Good morning! In efforts to try and help others with accomplishing the Herculean task of monitoring Microsoft SQL Server, I have decided to start putting together a series of documents around my tweaks to the various probes in order to get solid performance monitoring as well as alarming. In past lives, I have used best of breed monitoring applications to monitor my SQL Servers, as integration with an enterprise class monitoring platform/ticketing system wasn't a priority or need. These monitoring platforms do, admittedly, install with essentially everything you could ever want metrics on already humming away. They do not, however, have any other purpose in life beyond monitoring MS SQL Server - which simply won't do in my current environment (MSP).
My goal was to get additional insight into the SQL Server logs. SQL Server does a great job of logging everything you could ever possibly want. Of all of the events that SQL Server logs, it logs a subset of those events to the Windows Server event logs. This is good news! The task of gaining additional insight into concerning SQL Server events just got a lot easier - we can leverage the ntevl probe to monitor for critical errors. In my case, I have defined a critical error as an error that is severity 17 and above (these require administrative effort to resolve). Severity 16 and under are errors that are user correctable (syntax errors, permissions, and other general errors that are user correctable) and so I am not as concerned with these. In order to monitor for these with the ntevl probe, you need the EventIDs (or do you? more on this later). Every SQL Server version is different, and while these generally stay fairly consistent, you'll want to check for the specifics for your SQL Server, which you can do as follows:
select message_id, severity, is_event_logged, text from sys.messages where severity >= 17 and language_id = 1033 order by severity desc, message_id;
A few notes on the where clause: I was looking only for errors that are severity 17 and higher (those are errors I defined as critical) and the language_id 1033 maps to us_english, which is my locality. If you need a different locality and aren't sure what the language_id is, just grab the lcid from your locality:
select name, alias, lcid, msglangid from sys.syslanguages;
Now let's head on to some other notes about the result set from the messages catalog view. You'll notice the column is_event_logged which, surprisingly enough, maps to whether or not SQL Server is going to log that event to the Windows Event Log. Not everything is event logged, but a lot of it is. You can modify these as you see fit by using the sp_altermessage stored procedure (full documentation: https://msdn.microsoft.com/en-us/library/ms175094.aspx). An example of enabling event logging on a pre-existing error:
exec sp_altermessage @message_id = 5125, @parameter = N'WITH_LOG', @parameter_value = 'true';
So that covers all the SQL Server specifics, now on to the ntevl probe.

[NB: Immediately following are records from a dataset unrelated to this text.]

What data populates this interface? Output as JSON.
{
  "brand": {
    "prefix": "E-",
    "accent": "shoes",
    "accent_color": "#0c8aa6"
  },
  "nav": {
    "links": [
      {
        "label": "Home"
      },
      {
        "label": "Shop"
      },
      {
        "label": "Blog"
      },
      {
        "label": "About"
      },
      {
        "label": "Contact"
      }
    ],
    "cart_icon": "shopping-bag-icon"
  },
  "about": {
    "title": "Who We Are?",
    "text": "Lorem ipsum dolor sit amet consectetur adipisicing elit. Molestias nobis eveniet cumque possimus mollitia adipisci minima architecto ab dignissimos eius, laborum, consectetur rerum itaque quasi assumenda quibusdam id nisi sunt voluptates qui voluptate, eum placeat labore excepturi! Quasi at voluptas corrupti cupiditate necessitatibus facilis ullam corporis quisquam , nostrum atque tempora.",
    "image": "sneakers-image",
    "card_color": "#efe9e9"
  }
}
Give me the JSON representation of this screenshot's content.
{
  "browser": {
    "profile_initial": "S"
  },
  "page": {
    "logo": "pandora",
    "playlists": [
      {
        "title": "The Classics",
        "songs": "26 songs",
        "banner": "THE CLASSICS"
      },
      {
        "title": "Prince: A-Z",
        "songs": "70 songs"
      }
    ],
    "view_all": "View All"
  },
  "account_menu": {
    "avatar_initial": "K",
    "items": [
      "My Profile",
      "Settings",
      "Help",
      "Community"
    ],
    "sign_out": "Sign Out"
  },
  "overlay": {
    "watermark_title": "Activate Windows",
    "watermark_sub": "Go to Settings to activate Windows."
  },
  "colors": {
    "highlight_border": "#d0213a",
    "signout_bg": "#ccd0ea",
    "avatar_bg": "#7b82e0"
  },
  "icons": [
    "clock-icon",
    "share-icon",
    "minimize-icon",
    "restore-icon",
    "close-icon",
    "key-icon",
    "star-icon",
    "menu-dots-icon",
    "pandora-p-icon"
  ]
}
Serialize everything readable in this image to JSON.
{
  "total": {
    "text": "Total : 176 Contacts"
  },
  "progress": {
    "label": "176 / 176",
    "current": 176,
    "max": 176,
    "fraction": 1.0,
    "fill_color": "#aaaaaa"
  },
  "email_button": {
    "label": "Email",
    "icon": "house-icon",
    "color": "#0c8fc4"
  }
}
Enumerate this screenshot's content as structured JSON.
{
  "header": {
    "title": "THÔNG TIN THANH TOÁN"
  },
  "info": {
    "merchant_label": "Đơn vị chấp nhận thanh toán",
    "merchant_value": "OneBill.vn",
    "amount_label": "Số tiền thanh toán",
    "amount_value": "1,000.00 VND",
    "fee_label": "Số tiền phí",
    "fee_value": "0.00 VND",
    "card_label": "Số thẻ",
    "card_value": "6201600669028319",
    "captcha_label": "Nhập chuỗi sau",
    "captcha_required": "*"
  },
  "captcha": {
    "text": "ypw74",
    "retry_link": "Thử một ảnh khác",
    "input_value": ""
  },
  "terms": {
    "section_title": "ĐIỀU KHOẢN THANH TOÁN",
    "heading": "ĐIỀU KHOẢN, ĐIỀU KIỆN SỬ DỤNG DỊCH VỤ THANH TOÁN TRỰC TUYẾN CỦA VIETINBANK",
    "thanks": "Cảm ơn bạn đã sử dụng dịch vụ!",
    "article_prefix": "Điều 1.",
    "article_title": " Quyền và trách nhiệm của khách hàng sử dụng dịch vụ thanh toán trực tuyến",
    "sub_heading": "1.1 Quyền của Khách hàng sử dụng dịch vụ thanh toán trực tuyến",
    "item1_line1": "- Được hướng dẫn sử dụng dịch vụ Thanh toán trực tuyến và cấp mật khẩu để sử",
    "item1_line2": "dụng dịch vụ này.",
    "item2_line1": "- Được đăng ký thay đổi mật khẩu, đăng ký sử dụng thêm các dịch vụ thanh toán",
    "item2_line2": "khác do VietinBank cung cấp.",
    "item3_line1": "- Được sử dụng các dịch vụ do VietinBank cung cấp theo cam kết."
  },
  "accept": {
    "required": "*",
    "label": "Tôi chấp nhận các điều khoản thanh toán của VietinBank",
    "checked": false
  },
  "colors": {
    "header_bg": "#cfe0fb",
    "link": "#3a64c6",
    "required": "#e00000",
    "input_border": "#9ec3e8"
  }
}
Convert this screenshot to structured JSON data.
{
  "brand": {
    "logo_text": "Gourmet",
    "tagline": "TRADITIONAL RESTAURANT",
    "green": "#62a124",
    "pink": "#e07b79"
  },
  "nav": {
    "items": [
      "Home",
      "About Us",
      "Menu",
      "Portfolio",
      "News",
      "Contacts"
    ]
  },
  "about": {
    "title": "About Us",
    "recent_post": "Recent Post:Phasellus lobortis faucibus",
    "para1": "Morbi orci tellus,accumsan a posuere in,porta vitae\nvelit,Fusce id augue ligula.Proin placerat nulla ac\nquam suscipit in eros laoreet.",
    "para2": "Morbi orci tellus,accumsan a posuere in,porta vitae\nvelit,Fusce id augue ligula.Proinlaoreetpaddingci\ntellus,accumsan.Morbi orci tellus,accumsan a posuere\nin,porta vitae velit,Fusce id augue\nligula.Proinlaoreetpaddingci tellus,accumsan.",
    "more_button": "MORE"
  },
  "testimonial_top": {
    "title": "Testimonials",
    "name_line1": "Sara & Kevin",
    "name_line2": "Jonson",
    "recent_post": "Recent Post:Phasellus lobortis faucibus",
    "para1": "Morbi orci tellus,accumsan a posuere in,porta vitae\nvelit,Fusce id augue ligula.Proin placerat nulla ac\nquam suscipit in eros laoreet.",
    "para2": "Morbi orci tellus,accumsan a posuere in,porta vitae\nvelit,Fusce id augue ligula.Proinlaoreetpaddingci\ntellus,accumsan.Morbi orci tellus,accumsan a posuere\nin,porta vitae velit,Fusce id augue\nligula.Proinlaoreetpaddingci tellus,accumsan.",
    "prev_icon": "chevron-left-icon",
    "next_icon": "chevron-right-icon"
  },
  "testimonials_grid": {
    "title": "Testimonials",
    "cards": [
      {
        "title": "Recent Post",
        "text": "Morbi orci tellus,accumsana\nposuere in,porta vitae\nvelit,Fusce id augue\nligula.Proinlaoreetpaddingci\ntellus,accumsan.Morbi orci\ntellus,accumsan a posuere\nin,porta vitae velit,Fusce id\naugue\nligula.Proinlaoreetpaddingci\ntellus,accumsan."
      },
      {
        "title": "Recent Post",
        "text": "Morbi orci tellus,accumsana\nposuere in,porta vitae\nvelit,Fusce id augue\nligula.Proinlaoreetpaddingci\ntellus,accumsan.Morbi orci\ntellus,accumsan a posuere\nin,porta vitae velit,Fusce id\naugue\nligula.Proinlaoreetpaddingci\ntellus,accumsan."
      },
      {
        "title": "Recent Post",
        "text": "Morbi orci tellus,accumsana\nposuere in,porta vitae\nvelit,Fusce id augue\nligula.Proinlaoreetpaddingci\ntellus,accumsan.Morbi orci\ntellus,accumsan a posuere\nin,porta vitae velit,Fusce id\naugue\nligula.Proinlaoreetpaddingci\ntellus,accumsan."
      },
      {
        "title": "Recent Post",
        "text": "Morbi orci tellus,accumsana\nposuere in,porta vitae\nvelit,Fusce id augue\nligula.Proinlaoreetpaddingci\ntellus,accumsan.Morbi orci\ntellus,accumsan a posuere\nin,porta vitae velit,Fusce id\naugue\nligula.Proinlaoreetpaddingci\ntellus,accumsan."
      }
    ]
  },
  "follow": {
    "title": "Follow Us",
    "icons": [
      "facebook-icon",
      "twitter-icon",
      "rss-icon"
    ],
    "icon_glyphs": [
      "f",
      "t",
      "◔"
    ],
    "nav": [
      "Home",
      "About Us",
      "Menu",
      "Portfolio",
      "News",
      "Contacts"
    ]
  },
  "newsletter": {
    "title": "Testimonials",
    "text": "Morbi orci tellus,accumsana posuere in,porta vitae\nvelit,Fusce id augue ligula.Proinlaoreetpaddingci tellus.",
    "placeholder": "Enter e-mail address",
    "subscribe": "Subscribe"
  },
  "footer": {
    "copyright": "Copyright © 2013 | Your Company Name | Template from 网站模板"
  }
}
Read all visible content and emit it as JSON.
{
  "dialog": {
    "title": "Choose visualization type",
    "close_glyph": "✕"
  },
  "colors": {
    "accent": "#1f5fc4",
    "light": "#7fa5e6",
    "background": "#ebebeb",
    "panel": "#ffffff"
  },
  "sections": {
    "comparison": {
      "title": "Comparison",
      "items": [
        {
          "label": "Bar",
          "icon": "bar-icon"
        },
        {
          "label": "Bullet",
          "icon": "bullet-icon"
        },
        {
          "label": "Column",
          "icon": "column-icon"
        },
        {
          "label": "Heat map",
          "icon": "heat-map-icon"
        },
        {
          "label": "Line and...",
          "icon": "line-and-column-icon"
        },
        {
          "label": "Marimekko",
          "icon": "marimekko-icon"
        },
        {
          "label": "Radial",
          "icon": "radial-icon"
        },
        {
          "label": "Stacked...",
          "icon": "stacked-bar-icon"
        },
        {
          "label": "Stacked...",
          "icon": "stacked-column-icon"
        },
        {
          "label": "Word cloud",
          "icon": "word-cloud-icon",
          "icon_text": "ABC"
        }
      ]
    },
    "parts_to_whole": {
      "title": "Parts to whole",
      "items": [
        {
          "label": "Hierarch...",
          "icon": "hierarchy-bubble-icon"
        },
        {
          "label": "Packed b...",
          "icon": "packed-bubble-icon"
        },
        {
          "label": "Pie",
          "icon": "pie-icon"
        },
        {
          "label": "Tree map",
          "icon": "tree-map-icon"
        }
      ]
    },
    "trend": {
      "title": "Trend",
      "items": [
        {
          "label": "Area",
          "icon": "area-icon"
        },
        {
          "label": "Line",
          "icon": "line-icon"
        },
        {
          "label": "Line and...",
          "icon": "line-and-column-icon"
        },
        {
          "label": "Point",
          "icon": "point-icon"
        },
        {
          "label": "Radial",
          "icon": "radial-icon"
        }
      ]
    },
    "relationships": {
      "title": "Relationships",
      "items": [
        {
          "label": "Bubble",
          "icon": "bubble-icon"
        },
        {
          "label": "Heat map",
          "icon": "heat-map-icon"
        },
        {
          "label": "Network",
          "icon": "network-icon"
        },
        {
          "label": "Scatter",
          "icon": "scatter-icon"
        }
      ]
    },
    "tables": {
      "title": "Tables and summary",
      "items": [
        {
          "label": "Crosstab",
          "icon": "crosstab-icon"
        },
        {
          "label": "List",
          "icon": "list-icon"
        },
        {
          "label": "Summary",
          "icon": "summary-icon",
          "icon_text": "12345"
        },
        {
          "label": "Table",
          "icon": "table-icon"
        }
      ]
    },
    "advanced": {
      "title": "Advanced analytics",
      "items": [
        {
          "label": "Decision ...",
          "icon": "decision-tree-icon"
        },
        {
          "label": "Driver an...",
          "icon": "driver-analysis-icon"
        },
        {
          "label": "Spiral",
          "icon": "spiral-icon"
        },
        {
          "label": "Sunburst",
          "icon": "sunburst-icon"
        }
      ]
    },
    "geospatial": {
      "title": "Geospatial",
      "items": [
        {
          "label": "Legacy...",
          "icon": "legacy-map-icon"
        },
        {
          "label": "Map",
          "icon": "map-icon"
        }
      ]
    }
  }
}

For my purposes, I created a profile for every...single...eventID. See:
Why would I do this, when there is that handy little Source/Publisher Name (which would be MSSQLSERVER in this case) and severity (which would be sufficient with error and critical - 2 profiles)? You can kind of see the reason just below. The run command on match capabilities. I did this by eventID so that I had the flexibility to run different automated responses for different issues. If I get an error 822, 823 or 824, I want to immediately kick off database consistency checks, for instance. If you don't care about that functionality, you could absolutely use the source and severity fields and have hundreds fewer profiles than I have.
This was one of those things that I had to get done ASAP when creating my SQL Server super package in order to sleep soundly at night. I have attached the profile definitions to hopefully make life easy for other DBAs - I want you to sleep soundly too. You can stuff these in right after your last profile definition, but before the </watcher> tag at the end of the ntevl.cfx config file from your ntevl probe.
I am planning on doing documentation similar to this for all of the other probes and the subsequent customization that I found to be crucial to getting UIM up to snuff with monitoring my SQL Server environments. Hope this helps and feel free to make suggestions!
- Added a modified .cfx with probe definitions that have alarm level set to critical.
- Added EID 3041 (failed backup) - previous version assumed it would be caught in the context of a SQL Server Agent Job failure. This has been added to account for those who implement backups with proper try...catch logic to prevent failing their jobs. Alarm level is major.